There are three components to that exchange.
First, there is the substance of the exchange, second, the ethereal, spiritual quality of that exchange, and third, and often, there is pain in it.
The pain I sometimes feel in listening to a newly-discovered piece of music, or the way a particular musician expresses themselves, or even on occasion when I play a piece whose melody speaks deeply and clearly to me, is of course, an ecstatic feeling, and yet, that kind of pain hurts, sometimes deeply. Perhaps you know of what I speak?
In thinking about that pain, I remembered my favorite sculpture that expresses visually what I mean, Bernini's Ecstasy of Teresa. You can find many pictures of this statue on the web.
So what is the substance of the exchange to which I refer?

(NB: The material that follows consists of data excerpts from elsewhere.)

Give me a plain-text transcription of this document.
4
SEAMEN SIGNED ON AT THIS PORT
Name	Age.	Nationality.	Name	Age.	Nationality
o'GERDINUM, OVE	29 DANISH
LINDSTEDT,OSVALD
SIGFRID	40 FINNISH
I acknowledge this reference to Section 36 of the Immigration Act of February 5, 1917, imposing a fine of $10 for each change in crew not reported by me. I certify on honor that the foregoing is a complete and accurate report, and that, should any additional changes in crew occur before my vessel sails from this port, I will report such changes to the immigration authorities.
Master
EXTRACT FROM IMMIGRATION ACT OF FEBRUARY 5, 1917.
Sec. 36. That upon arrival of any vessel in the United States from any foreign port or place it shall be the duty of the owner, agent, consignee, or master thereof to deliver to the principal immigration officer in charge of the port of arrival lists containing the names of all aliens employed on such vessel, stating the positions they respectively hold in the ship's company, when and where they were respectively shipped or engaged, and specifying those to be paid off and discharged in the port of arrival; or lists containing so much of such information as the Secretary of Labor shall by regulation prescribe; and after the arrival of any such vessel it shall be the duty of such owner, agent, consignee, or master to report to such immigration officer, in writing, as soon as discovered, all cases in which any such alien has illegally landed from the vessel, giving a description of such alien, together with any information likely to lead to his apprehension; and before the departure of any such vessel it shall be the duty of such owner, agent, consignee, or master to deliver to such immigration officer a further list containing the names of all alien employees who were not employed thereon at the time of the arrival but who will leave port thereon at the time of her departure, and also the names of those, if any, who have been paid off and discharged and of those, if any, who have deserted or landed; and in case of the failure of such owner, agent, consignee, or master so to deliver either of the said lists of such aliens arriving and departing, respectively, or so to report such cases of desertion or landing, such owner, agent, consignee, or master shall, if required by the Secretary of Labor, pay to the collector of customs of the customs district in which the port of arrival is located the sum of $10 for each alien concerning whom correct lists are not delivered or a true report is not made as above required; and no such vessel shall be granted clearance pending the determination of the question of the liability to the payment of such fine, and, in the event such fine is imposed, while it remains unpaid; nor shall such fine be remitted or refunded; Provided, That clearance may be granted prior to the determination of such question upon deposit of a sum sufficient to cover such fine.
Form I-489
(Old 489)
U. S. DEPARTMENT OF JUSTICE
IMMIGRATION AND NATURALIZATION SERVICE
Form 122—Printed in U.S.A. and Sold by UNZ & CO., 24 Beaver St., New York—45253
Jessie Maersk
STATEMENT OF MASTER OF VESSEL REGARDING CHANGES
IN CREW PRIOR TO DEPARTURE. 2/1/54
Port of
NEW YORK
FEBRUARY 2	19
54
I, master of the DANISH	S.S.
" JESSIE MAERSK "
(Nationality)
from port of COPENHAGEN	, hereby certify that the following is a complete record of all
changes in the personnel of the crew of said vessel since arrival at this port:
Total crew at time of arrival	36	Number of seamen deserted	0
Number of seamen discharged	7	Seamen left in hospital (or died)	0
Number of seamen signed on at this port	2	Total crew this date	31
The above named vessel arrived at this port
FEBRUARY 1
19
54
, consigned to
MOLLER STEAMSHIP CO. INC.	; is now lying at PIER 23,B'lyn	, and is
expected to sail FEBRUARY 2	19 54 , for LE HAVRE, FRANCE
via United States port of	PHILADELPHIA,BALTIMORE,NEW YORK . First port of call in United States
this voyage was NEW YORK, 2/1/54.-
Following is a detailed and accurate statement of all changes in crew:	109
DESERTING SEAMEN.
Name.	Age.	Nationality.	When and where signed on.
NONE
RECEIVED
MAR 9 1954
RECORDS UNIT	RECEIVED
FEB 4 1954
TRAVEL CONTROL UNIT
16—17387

When we listen to music that we or another person creates, when we engage in that presentation in private at home or in concert performances, something is being exchanged.
I am not referring to a monetary payment such as a ticket price; that is a matter aside from my topic. When we listen to ourselves play, or to others play, when we particularly relate to and enjoy a composition a composer or arranger has gifted to the world, we pay the price of giving a piece of our heart or soul to the venture. We give our time to listen. We give our willingness to learn something being said or taught. We sit in appreciation of and for the musical product, or the performer's effort, or what we understand the composer, in all of their bravery and brilliance, is saying or telling us.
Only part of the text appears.